Tim and the kids flew to Urumqi, in the far northwest, close to Pakistan and Kazakhstan. Two days later, after school, I flew to meet them.
The plane was late taking off. Somewhere along the way we were supposed to stop to let some people off and more on. Due to turbulence the seatbelt sign stayed on most of the trip. A Chinese teacher and her mother sat next to me. She spoke some English and we chatted. Eventually they fell asleep holding each other’s hand. From my aisle seat, I strained to see the sky but the wing blocked any view.
I brought along a book by an American who lives in China and writes about the changes the country is going through. What makes it so interesting is that he also follows the lives of people that he befriends. I read while the flight crew made announcements in Chinese and in English, but sometimes they forgot to do the English and then I was clueless as to what was going on.
I asked the flight attendant if I could go to the bathroom and she said no. I returned to my book. Suddenly the plane jolted and hit something hard. I yelled, “Oh, Lord Jesus!” It felt like there was a hole under us! I waited for the plane to explode.
Then I recognized the sounds and sensations – it was the plane’s wheels hitting the ground. We were merely landing. More words, “Dear Jesus, dear Jesus.”
My pulse was slowing back to normal as the plane came to a stop. We sat on the tarmac, waiting for clearance to proceed to our gate. Suddenly a young man in jeans and a dark T-shirt stood up and began to walk towards the front. Two flight attendants, from their seats in the back, called for him to sit down. He didn’t respond, and they yelled louder and louder. He just walked faster up the aisle. The attendants yelled more. We passengers silently watched him. I wondered, “Why am I just sitting here? What if he’s dangerous?”
He reached the front of the plane and another flight attendant, from his seat, reached out to the passenger. And then I couldn’t see the young man anymore. I waited. Was he being tackled? Did he sit down? All was quiet.
A few minutes passed and the plane taxied to its gate. While my heartbeat again slowed to normal, I thought of another incident this week. Tim was out of town and the kids and I had been inside all morning. We were barking at each other and it was getting worse. “Get dressed, we’re going to the lake,” I finally ordered.
With treats in hand from a French bakery we passed the bronze buffalo in the water and crossed the Broken Bridge that isn’t broken. Zo and Sum posed with giggling teenagers who wanted a photo with foreigners. We watched a dressed up woman badly singing karaoke. At the lake there is always karaoke with older adults singing to intently listening crowds.
We left the park and started across a busy street. I was in front when suddenly I heard a terrifying scream from Zoe. I turned to see a bus turning the corner and only feet away from her. I pushed her backwards and shot the driver a look mixed with warning and gratitude.
On the sidewalk I wrapped my arms around her and felt her bony spine.

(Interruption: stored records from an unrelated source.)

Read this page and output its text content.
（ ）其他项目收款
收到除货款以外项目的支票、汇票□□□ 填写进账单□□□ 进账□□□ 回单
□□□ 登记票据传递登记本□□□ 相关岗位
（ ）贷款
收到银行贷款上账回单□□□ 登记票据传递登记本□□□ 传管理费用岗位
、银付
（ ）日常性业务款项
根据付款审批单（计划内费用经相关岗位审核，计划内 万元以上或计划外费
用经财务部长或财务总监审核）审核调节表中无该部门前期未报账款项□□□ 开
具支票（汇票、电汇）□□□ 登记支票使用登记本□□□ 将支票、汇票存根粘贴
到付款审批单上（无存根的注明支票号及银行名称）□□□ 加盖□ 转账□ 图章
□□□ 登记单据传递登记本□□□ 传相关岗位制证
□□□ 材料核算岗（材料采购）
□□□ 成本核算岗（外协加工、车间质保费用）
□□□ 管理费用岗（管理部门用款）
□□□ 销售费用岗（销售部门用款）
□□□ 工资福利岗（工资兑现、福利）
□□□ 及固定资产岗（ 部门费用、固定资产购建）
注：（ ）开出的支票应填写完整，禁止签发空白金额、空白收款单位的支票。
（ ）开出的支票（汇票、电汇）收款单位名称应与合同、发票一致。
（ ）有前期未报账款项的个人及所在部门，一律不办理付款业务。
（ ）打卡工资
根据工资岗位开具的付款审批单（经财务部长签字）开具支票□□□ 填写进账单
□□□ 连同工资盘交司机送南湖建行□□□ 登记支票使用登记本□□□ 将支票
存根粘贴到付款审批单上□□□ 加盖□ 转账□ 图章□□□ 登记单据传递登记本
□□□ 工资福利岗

Zoe hung limp against me. We stood together, my eyes closed. There was no afternoon heat, honking of horns or smell of Stinky Tofu from nearby vendors. The world was gone. It was just my daughter and me. For that moment, my little girl was safely in my arms and that was all I knew. Then, I had the overwhelming urge to get home — back to the den with my baby cubs. I clasped both of my children’s consenting hands and hurried them down the sidewalk as I chanted, “Oh God, oh God, oh God.”
We got to a bus stop and I clutched my cubs close to my chest. Sumner said, “Mom, I don’t like when things like this happen because for the rest of the day, you look serious and sad.” “Hmm,” I murmured, squeezing him closer. My lips were pursed, my head shook side to side in disbelief as I chanted over and over, “Oh God, oh God.”
Sometimes the words that fly out of my mouth cause the kids, with enlarged eyes, to say, “MOM!” Though not holy words, in those moments, my gut is reacting again with horror to the fact that I’m not in control.
I try to be careful, but I can’t control everything. Oh God, I can’t. The terror of that descends upon me at times, swiftly and unexpectedly. It is a nightmare. And I react. I fight – like the time I pounded a speeding driver’s side mirror with an empty box when he almost flattened us in a crosswalk. Or I run. I flee. I try to get back to the cave where I feel safe.
For now we are together. I don’t know tomorrow. Oh God, if I did, I would despair.
But the words that occasionally fly from my mouth show my belief that, come what may, I realize that I do not walk alone. For He Himself says, “I will never leave or forsake you” (Hebrews 13.5). That doesn’t take away my responsibility, not does it take away my fear of bad things, nor does it even guarantee bad won’t happen — though I sooo wish it did. What it does mean is that I am not alone, and that someone and something greater than me will walk with me — and our family, And that I desperately need to know.